Interim orders in mental health appeals
5 December 2011
The courts may impose compulsion orders (“CO”) and restriction orders (“RO”) on mentally ill offenders. COs compel a patient to undergo treatment in a hospital or elsewhere. ROs give an additional layer of protection in the public interest, so that there are additional checks in the decision making process before the patient is finally discharged.
In Scottish Ministers v Mental Health Tribunal  CSIH 76 a patient suffering from paranoid schizophrenia had attempted to murder his father by hitting him over the head with a hammer in 1991. He had been acquitted on grounds of insanity and the equivalent of a CORO imposed. Since sentencing, he had been treated and conditionally discharged from hospital five times. He had been recalled to hospital by the Scottish Ministers four times as a result of deteriorating health and behaviour. He was currently living in the community on his fifth conditional discharge.
The Mental Health Tribunal revoked the RO to which the patient was subject. The Scottish Ministers appealed. The Inner House required to determine whether they had power to grant an interim order with the effect that the RO continued pending determination of the appeal. Section 323 of the Mental Health (Care and Treatment) (Scotland) Act 2003 provides for suspension of the Tribunal’s decision pending determination of certain appeals.
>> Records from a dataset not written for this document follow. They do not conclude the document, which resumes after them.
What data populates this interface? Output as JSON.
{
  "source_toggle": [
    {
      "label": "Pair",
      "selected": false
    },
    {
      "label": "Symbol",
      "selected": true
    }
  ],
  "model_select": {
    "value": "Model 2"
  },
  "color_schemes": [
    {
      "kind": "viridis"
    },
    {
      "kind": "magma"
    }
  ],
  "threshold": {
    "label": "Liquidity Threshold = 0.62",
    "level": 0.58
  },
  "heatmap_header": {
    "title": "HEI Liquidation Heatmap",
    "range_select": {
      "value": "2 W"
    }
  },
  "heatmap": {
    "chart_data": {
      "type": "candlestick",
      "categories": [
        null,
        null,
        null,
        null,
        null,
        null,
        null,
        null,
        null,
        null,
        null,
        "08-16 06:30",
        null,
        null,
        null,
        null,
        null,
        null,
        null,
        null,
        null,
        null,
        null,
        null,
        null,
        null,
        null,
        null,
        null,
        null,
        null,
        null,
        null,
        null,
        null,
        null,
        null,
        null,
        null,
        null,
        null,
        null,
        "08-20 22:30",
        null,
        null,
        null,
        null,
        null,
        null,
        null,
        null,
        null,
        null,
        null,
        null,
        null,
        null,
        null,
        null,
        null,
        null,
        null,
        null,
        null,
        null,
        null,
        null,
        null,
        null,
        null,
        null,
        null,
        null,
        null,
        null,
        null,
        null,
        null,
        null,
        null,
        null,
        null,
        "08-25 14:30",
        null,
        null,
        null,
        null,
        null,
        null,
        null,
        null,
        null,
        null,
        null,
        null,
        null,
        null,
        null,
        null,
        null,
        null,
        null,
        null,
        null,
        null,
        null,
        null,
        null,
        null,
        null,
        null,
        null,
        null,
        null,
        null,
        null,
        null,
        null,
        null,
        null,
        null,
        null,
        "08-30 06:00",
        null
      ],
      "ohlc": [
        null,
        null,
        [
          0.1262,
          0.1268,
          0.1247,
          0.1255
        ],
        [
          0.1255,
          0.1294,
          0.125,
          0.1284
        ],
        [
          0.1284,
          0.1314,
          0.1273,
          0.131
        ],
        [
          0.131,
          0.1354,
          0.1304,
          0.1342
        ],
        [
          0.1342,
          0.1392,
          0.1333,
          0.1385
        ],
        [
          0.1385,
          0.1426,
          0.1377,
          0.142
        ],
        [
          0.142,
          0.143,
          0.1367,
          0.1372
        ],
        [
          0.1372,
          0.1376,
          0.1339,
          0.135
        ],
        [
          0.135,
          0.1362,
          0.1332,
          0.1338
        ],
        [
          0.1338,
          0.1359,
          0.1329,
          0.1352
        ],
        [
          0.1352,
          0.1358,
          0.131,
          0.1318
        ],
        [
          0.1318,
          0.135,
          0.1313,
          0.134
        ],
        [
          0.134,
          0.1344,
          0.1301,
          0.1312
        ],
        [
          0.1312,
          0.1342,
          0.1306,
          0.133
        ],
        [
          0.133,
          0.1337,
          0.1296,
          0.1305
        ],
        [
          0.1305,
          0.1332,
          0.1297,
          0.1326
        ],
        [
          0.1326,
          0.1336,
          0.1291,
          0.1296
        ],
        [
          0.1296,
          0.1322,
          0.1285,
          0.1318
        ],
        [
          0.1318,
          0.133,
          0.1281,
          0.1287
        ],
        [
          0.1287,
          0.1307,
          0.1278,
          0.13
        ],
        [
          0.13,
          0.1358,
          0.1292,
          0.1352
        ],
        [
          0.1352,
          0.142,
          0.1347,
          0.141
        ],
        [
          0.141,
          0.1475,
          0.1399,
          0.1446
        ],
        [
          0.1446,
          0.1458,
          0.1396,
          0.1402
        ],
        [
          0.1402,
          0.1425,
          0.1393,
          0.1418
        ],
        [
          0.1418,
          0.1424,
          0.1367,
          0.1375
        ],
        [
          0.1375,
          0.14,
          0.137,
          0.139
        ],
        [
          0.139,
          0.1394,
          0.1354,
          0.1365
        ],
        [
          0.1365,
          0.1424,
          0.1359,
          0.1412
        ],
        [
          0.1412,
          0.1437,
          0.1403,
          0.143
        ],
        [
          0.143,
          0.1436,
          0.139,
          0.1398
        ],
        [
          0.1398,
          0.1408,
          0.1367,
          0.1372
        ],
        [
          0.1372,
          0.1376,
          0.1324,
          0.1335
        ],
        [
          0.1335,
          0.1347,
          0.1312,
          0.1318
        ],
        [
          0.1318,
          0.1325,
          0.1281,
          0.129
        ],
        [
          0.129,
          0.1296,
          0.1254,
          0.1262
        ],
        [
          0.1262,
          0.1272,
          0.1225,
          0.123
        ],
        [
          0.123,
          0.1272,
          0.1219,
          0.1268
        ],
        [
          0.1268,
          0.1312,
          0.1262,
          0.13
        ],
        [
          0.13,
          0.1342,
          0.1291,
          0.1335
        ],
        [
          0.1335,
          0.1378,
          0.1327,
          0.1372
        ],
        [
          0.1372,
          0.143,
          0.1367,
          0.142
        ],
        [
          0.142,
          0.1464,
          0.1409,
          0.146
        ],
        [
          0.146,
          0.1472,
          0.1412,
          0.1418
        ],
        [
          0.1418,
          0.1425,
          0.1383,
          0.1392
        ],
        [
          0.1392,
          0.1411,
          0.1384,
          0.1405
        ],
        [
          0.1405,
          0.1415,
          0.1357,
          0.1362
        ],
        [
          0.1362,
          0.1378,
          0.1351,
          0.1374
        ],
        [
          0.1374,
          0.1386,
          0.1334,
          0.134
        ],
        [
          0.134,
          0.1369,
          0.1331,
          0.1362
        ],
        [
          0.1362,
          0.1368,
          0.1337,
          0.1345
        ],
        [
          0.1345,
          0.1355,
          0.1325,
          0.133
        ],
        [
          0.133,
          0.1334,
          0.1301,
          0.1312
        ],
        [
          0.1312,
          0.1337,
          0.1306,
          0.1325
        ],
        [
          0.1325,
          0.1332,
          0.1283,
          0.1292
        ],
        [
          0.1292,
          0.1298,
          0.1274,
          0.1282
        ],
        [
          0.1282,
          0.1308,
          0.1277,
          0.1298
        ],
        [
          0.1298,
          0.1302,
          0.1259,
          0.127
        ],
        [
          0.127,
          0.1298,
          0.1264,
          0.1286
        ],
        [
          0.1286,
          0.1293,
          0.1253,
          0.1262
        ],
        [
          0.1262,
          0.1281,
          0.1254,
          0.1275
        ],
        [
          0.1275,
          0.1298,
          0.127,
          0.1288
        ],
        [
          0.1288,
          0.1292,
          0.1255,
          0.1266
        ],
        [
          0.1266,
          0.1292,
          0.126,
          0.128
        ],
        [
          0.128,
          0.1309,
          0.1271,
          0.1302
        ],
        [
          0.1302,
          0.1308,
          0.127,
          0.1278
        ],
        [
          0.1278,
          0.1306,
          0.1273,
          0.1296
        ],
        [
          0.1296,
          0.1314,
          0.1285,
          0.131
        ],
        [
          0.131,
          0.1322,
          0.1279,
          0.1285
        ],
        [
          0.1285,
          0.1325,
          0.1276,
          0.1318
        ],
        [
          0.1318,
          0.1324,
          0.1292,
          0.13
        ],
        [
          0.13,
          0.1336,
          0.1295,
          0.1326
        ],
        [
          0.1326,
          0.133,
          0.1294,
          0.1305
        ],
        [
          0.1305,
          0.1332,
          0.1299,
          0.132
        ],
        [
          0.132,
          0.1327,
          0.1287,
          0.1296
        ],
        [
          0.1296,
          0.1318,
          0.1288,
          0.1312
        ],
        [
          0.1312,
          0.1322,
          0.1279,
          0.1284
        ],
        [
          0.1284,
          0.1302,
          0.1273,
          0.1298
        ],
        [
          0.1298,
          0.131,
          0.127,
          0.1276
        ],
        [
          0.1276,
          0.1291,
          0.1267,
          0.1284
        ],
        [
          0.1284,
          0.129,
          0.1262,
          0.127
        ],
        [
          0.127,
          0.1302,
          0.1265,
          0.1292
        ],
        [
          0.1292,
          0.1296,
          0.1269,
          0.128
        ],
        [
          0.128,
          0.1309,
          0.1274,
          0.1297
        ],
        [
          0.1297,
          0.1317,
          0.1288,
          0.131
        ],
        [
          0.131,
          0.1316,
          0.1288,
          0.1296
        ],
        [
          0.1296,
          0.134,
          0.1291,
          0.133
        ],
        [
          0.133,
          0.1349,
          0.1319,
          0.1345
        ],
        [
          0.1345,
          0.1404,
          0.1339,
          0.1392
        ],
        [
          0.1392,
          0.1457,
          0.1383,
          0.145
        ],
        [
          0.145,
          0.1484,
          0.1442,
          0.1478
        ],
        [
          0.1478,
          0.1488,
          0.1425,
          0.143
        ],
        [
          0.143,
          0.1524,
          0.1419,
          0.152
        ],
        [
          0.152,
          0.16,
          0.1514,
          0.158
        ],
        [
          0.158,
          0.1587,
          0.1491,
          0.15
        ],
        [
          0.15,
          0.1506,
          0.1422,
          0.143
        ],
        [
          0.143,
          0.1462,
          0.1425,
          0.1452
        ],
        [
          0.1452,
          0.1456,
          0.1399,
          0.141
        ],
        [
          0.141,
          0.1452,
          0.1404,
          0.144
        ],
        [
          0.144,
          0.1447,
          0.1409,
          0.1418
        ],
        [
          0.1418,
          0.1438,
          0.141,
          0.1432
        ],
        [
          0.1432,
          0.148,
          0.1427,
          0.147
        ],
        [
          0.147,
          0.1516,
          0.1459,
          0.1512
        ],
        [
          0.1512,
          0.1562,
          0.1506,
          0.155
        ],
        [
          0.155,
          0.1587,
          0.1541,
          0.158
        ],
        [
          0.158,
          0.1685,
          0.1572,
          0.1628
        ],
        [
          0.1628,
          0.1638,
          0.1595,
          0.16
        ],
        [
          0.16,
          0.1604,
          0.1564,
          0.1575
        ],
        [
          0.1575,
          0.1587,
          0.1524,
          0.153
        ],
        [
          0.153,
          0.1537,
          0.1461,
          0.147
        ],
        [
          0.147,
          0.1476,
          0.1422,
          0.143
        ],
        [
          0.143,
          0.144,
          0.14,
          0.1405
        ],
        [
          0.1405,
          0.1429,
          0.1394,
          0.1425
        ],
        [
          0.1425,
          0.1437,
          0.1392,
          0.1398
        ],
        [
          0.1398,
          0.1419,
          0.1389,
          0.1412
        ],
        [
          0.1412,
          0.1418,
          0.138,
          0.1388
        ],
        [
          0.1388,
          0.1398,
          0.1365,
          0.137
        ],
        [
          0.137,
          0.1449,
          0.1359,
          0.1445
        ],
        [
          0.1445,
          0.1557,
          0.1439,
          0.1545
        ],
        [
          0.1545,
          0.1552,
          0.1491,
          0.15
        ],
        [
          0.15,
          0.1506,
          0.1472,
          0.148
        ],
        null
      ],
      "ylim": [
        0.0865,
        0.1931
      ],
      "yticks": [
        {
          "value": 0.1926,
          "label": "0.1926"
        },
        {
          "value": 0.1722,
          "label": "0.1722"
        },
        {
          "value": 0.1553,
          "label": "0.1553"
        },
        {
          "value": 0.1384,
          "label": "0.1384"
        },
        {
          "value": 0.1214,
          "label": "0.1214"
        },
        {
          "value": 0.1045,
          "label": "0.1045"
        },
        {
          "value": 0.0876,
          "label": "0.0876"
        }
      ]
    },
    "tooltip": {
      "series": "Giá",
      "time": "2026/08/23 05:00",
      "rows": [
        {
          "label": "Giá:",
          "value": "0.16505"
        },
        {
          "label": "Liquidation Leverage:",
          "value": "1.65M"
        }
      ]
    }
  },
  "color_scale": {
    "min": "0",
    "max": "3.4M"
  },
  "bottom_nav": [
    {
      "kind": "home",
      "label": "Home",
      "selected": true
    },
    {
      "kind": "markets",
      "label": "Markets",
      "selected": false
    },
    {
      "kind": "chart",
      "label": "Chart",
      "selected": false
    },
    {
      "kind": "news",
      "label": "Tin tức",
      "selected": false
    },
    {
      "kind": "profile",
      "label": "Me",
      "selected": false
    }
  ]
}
It was argued on behalf of the patient that because section 323 of the 2003 Act extended only to orders that a patient “continue to be detained” that it could not apply to a patient on conditional discharge, because he was not detained in hospital.
The court found it had powers to grant an order: because detention under Section 323 was a flexible concept and could cover conditionally discharged patients; Section 323 was intended to give interim powers in all appeals relating to restricted patients; and that if the court was wrong about either of those matters the common law rule would apply that an appeal has the effect of suspending the operation of the decision appealed against. It had little hesitation in making an order so that the RO continued to have effect pending final determination of the appeal in the circumstances of the case.
Anna Poole of Axiom Advocates acted on behalf of the Scottish Ministers.